In Ostwald's process for the manufacture of nitric acid,the first step involves the oxidation of ammonia gas by oxygen gas to give nitric oxide gas and steam. What is the maximum weight of nitric oxide that can be obtained starting only with $10.00 \ g$ of ammonia and $20.00 \ g$ of oxygen?

(D) The balanced chemical equation for the reaction is: $4 NH_{3(g)} + 5 O_{2(g)} \longrightarrow 4 NO_{(g)} + 6 H_{2}O_{(g)}$
From the stoichiometry,$68 \ g$ of $NH_{3}$ reacts with $160 \ g$ of $O_{2}$ to produce $120 \ g$ of $NO$.

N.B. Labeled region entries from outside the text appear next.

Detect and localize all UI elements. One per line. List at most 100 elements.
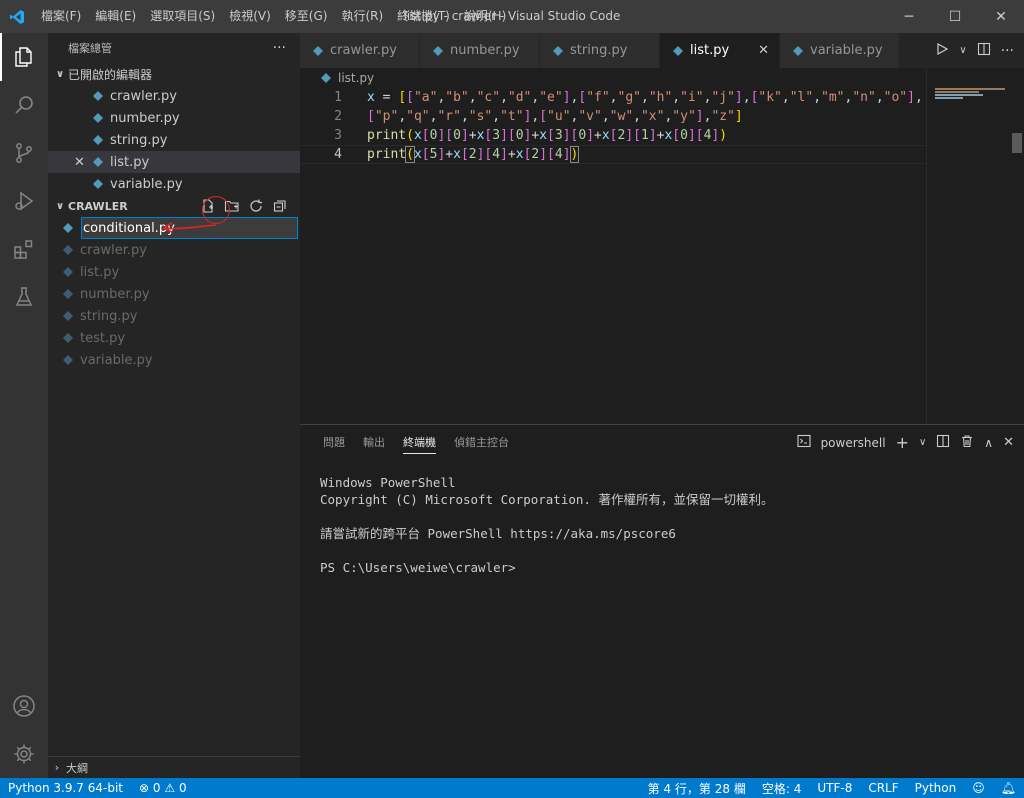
close-window-button[interactable]: ✕ — [978, 0, 1024, 33]
account-icon[interactable] — [0, 682, 48, 730]
project-file[interactable]: test.py — [48, 327, 300, 349]
line-number: 4 — [334, 147, 342, 162]
code-text: ["p","q","r","s","t"],["u","v","w","x","… — [367, 109, 743, 124]
tab-number[interactable]: number.py — [420, 33, 540, 68]
split-terminal-icon[interactable] — [936, 434, 950, 451]
project-file[interactable]: variable.py — [48, 349, 300, 371]
run-icon[interactable] — [935, 42, 949, 59]
maximize-button[interactable]: ☐ — [932, 0, 978, 33]
python-file-icon — [552, 45, 564, 57]
code-text: x = [["a","b","c","d","e"],["f","g","h",… — [367, 90, 923, 105]
project-file[interactable]: crawler.py — [48, 239, 300, 261]
code-text: print(x[5]+x[2][4]+x[2][4]) — [367, 146, 580, 163]
menu-run[interactable]: 執行(R) — [334, 0, 390, 33]
menu-help[interactable]: 說明(H) — [457, 0, 513, 33]
tab-label: string.py — [570, 43, 628, 58]
breadcrumb-file: list.py — [338, 71, 375, 85]
python-file-icon — [92, 112, 104, 124]
search-icon[interactable] — [0, 81, 48, 129]
rename-row — [48, 217, 300, 239]
more-actions-icon[interactable]: ··· — [1001, 43, 1014, 59]
open-editor-item[interactable]: number.py — [48, 107, 300, 129]
project-file[interactable]: string.py — [48, 305, 300, 327]
menu-view[interactable]: 檢視(V) — [222, 0, 278, 33]
close-panel-icon[interactable]: ✕ — [1003, 435, 1014, 450]
project-section[interactable]: ∨ CRAWLER — [48, 195, 300, 217]
encoding[interactable]: UTF-8 — [809, 781, 860, 795]
source-control-icon[interactable] — [0, 129, 48, 177]
outline-label: 大綱 — [66, 761, 88, 775]
open-editor-item[interactable]: variable.py — [48, 173, 300, 195]
minimize-button[interactable]: ─ — [886, 0, 932, 33]
close-icon[interactable]: ✕ — [74, 155, 85, 170]
chevron-down-icon[interactable]: ∨ — [959, 45, 966, 56]
terminal-line: Copyright (C) Microsoft Corporation. 著作權… — [320, 492, 774, 507]
python-file-icon — [62, 288, 74, 300]
gear-icon[interactable] — [0, 730, 48, 778]
menu-edit[interactable]: 編輯(E) — [88, 0, 143, 33]
editor-actions: ∨ ··· — [935, 33, 1024, 68]
more-actions-button[interactable]: ··· — [273, 40, 286, 56]
menu-selection[interactable]: 選取項目(S) — [143, 0, 222, 33]
error-count: 0 — [152, 781, 161, 795]
project-label: CRAWLER — [68, 199, 128, 213]
tab-string[interactable]: string.py — [540, 33, 660, 68]
code-editor[interactable]: 1 x = [["a","b","c","d","e"],["f","g","h… — [300, 88, 926, 424]
collapse-all-icon[interactable] — [272, 198, 288, 214]
python-file-icon — [62, 332, 74, 344]
chevron-down-icon[interactable]: ∨ — [919, 437, 926, 448]
editor-scrollbar[interactable] — [1010, 68, 1024, 424]
tab-terminal[interactable]: 終端機 — [394, 425, 445, 460]
python-file-icon — [92, 156, 104, 168]
python-file-icon — [62, 354, 74, 366]
line-number: 1 — [334, 90, 342, 105]
breadcrumb[interactable]: list.py — [300, 68, 1024, 88]
explorer-icon[interactable] — [0, 33, 48, 81]
outline-section[interactable]: › 大綱 — [48, 756, 300, 778]
tab-list[interactable]: list.py ✕ — [660, 33, 780, 68]
tab-crawler[interactable]: crawler.py — [300, 33, 420, 68]
tab-variable[interactable]: variable.py — [780, 33, 900, 68]
title-bar: 檔案(F) 編輯(E) 選取項目(S) 檢視(V) 移至(G) 執行(R) 終端… — [0, 0, 1024, 33]
menu-file[interactable]: 檔案(F) — [34, 0, 88, 33]
open-editor-item[interactable]: string.py — [48, 129, 300, 151]
language-mode[interactable]: Python — [907, 781, 965, 795]
close-tab-icon[interactable]: ✕ — [758, 43, 769, 58]
terminal-line: Windows PowerShell — [320, 475, 456, 490]
line-number: 2 — [334, 109, 342, 124]
menu-go[interactable]: 移至(G) — [278, 0, 335, 33]
project-file[interactable]: number.py — [48, 283, 300, 305]
tab-output[interactable]: 輸出 — [354, 425, 394, 460]
line-ending[interactable]: CRLF — [860, 781, 906, 795]
new-terminal-icon[interactable]: + — [896, 433, 909, 452]
bell-icon[interactable]: 🔔︎ — [993, 781, 1024, 795]
refresh-icon[interactable] — [248, 198, 264, 214]
minimap[interactable] — [926, 68, 1010, 424]
chevron-right-icon: › — [54, 761, 60, 774]
maximize-panel-icon[interactable]: ∧ — [984, 436, 993, 450]
tab-problems[interactable]: 問題 — [314, 425, 354, 460]
run-debug-icon[interactable] — [0, 177, 48, 225]
indentation[interactable]: 空格: 4 — [754, 780, 810, 797]
open-editor-item[interactable]: crawler.py — [48, 85, 300, 107]
terminal-output[interactable]: Windows PowerShell Copyright (C) Microso… — [300, 460, 1024, 590]
trash-icon[interactable] — [960, 434, 974, 451]
extensions-icon[interactable] — [0, 225, 48, 273]
cursor-position[interactable]: 第 4 行，第 28 欄 — [640, 780, 754, 797]
python-file-icon — [92, 90, 104, 102]
menu-terminal[interactable]: 終端機(T) — [390, 0, 457, 33]
tab-debug-console[interactable]: 偵錯主控台 — [445, 425, 518, 460]
python-file-icon — [62, 244, 74, 256]
split-editor-icon[interactable] — [977, 42, 991, 59]
project-file[interactable]: list.py — [48, 261, 300, 283]
shell-selector[interactable]: powershell — [821, 436, 886, 450]
problems-indicator[interactable]: ⊗ 0 ⚠ 0 — [131, 781, 195, 795]
python-file-icon — [62, 310, 74, 322]
python-interpreter[interactable]: Python 3.9.7 64-bit — [0, 781, 131, 795]
open-editor-item-active[interactable]: ✕ list.py — [48, 151, 300, 173]
open-editors-section[interactable]: ∨ 已開啟的編輯器 — [48, 63, 300, 85]
feedback-icon[interactable]: ☺ — [964, 781, 993, 795]
explorer-sidebar: 檔案總管 ··· ∨ 已開啟的編輯器 crawler.py number.py … — [48, 33, 300, 778]
testing-icon[interactable] — [0, 273, 48, 321]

To find the limiting reagent,calculate the $O_{2}$ required for $10 \ g$ of $NH_{3}$: $\frac{160 \ g \ O_{2}}{68 \ g \ NH_{3}} \times 10 \ g \ NH_{3} = 23.53 \ g \ O_{2}$.
Since only $20 \ g$ of $O_{2}$ is available,$O_{2}$ is the limiting reagent.
Using the limiting reagent to calculate the yield of $NO$: $\frac{120 \ g \ NO}{160 \ g \ O_{2}} \times 20 \ g \ O_{2} = 15 \ g \ NO$.
Thus,the maximum weight of nitric oxide obtained is $15 \ g$.